I remember reaching the doors to the intensive care unit, which were locked. I was about to press the buzzer when the door was opened by Tony’s father, a lovely old Jamaican gentleman who was always sending fish based dishes over with Tony for me to sample. He immediately invited me in and brought me to a curtain surrounded area where I found Tony in a bed. He was sitting up, wearing an oxygen mask, and didn’t look too well, there was no sign that he recognised me when I entered. His mother, sisters, partner and daughter were all there. I wasn’t prepared for this, we all knew each other and nodded our recognition. “What’s this fellow playing at?” I announced, trying to lighten the mood and moving to the foot of his bed. “Come one Tony, I said, we’ve got work to do, let’s get you up and out of that bed.”

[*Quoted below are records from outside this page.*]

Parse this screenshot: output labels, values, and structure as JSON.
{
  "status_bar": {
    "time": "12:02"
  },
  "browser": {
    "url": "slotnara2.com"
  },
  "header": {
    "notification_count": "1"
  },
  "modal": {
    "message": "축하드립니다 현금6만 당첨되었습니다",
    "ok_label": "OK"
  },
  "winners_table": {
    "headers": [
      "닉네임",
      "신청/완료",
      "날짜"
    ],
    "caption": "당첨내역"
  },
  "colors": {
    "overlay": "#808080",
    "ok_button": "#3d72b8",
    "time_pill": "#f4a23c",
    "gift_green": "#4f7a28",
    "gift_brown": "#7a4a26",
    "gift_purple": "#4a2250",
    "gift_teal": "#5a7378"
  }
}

There was some sort of movement in his eye. It was like a smile, as if he had recognised my voice, and I would like to think that he heard me and that it was a smile, because the alarms had started going. The nurse, I hadn’t noticed in the corner, came over and was fussing about. I stepped back, more medics came in and were surrounding Tony. His relatives were holding and hugging each other, while all I could do was stand there and wonder what on earth was going on. It didn’t take long before the medics stepped back and announced that he was gone. We all lined up and placed a kiss on his forehead and wished him farewell, then left the intensive care unit. I got in to my car and began to drive away. My telephone was ringing and I could see it was Manchester and for the first time ever I switched it off. Manchester and whatever problem had arisen now was going to have to wait, I had to find somewhere quiet and get my head around what had just happened.